Go slow on Brick Yard warehouses
A Colorado firm wants to build 2.8 million square feet of warehouses on a long unused and contaminated 400-acre parcel on Brick Yard Road in Cranbury.
Viridian, a firm that specializes in brownfield cleanups, unveiled a plan for the complex last week, hoping to convince the Township Committee that building nine warehouses on the site was both the safest and best use for the property.
However, there are concerns about what kind of impact the proposal would have on the approximately 250 acres of wetlands on the property and on the nearby Millstone River.
For that reason, we believe the township should move slowly in reviewing the Viridian proposal.
The Brick Yard property, which sits between Route 130 and the N.J. Turnpike, is the largest undeveloped and unpreserved parcel in Cranbury and is zoned for light impact industrial facilities like the warehouses being proposed by Viridian.
The land is the site of the former Unexcelled Chemical Corp., a chemical plant that made munitions. The plant exploded in 1954, killing two men, injuring 10 others and contaminating the site’s soil and water with the residue and debris from the napalm bombs and hand grenades made there.
Middlesex County officials considered buying the land as open space several years ago, possibly for use as a golf course, but a study of the site turned up the contamination and the state ordered it cleaned up.
Viridian stepped in, buying the land in January and beginning cleanup and a redevelopment that is expected to cost about $30 million when completed.
That is assuming the warehouses are approved.
Viridian says the warehouses, which it estimates will generate $2.5 million a year in taxes, are the safest use of the site. It says that most of the debris, which includes some unexploded shells, have be found on an 85-acre area on the east side of the property, but that the entire property will be remediated because there is a risk of contamination throughout the site.

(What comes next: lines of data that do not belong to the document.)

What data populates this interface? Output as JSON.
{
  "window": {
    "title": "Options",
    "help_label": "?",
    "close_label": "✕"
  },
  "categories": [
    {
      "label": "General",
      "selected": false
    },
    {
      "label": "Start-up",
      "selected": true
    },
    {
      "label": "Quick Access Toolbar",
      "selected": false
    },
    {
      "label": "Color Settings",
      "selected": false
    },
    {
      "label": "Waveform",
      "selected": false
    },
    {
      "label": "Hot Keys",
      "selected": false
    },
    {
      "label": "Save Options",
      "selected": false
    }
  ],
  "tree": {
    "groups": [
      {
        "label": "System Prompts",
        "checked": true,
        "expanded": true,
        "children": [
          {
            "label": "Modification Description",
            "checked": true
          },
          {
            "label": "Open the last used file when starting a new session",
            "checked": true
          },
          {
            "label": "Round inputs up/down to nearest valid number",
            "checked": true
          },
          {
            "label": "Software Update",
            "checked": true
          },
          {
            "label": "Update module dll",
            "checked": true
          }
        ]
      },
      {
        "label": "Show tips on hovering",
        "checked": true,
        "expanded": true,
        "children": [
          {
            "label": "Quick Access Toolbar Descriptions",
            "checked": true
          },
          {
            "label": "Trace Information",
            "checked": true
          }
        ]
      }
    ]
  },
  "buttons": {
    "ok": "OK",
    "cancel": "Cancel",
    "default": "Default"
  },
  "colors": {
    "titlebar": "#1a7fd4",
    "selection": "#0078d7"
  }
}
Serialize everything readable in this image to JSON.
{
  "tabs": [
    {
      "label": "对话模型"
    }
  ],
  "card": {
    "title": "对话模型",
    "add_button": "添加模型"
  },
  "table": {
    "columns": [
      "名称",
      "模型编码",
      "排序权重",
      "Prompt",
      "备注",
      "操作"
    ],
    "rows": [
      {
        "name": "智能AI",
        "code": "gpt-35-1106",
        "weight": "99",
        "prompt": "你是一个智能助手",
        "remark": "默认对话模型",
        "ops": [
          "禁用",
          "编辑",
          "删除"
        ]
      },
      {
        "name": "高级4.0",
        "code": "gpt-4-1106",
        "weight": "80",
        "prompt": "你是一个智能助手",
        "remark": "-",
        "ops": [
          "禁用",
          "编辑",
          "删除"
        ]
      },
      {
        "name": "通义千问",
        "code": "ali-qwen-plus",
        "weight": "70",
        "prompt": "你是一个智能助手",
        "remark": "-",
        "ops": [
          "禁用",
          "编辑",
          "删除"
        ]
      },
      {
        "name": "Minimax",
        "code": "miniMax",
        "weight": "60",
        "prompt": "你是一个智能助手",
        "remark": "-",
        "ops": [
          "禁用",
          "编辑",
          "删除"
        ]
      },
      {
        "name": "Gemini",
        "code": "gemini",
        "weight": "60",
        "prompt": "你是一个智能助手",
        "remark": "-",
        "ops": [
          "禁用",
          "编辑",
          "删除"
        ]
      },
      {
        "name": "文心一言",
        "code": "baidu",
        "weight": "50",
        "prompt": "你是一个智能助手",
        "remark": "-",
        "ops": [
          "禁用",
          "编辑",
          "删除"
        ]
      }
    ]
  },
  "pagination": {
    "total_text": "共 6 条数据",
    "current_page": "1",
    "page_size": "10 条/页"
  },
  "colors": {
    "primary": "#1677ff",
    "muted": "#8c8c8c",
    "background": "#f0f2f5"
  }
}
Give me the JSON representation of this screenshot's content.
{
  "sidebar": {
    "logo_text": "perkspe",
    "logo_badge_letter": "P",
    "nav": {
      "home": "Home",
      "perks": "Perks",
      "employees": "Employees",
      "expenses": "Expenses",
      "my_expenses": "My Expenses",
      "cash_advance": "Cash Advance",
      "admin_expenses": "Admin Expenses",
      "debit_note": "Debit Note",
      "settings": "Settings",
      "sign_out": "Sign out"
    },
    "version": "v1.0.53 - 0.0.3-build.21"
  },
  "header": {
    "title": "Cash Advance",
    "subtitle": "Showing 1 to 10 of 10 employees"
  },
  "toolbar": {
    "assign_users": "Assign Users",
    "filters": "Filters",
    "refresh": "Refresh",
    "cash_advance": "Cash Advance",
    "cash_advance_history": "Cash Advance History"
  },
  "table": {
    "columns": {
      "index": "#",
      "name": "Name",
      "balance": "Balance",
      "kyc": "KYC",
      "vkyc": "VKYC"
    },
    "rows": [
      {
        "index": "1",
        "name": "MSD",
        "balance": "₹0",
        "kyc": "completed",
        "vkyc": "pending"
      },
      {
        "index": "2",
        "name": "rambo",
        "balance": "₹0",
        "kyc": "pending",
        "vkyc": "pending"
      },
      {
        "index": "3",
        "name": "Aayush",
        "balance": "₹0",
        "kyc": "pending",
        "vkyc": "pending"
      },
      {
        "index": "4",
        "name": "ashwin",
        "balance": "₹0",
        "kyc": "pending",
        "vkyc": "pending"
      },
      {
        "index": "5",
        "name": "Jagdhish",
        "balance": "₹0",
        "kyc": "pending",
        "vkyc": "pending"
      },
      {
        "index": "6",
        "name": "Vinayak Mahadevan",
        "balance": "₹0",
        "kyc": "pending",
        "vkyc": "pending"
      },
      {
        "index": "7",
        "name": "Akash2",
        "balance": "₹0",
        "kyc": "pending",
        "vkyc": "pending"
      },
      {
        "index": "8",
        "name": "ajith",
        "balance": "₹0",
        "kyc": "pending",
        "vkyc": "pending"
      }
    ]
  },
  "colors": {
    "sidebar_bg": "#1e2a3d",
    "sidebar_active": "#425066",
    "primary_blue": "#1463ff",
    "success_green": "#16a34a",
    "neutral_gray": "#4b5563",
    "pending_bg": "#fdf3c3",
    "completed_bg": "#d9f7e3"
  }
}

Even with the remediation, however, there is no guarantee that all of the weapons debris can be removed. The DEP recommends "controlled-end use where access can be limited." The warehouse complex would accomplish that, Viridian says, because it would be a private facility with restricted access and buildings and concrete would cover much of the contamination with the rest being be capped with layers of clean soil.
The Stony Brook-Millstone Watershed Association, however, is concerned that the wetlands are of too high a quality to sacrifice and it says there are options that could allow Cranbury, the county or the state to preserve the land while still restricting its use.
There also is the question of affordable housing. The complex, according to the township, could add 22.4 units to its state-imposed obligation, which would impose added school costs and leave the township scrambling to find a new site for the housing.
Ultimately, however, this may boil down to whether any government agency wants to take on the potential liability associated with the site. If not, Viridian’s plan maybe the only approach that makes sense.
The key is not to rush, though, and to make sure all options are fully explored. The property has been dormant for 50 years. Waiting another few months shouldn’t matter.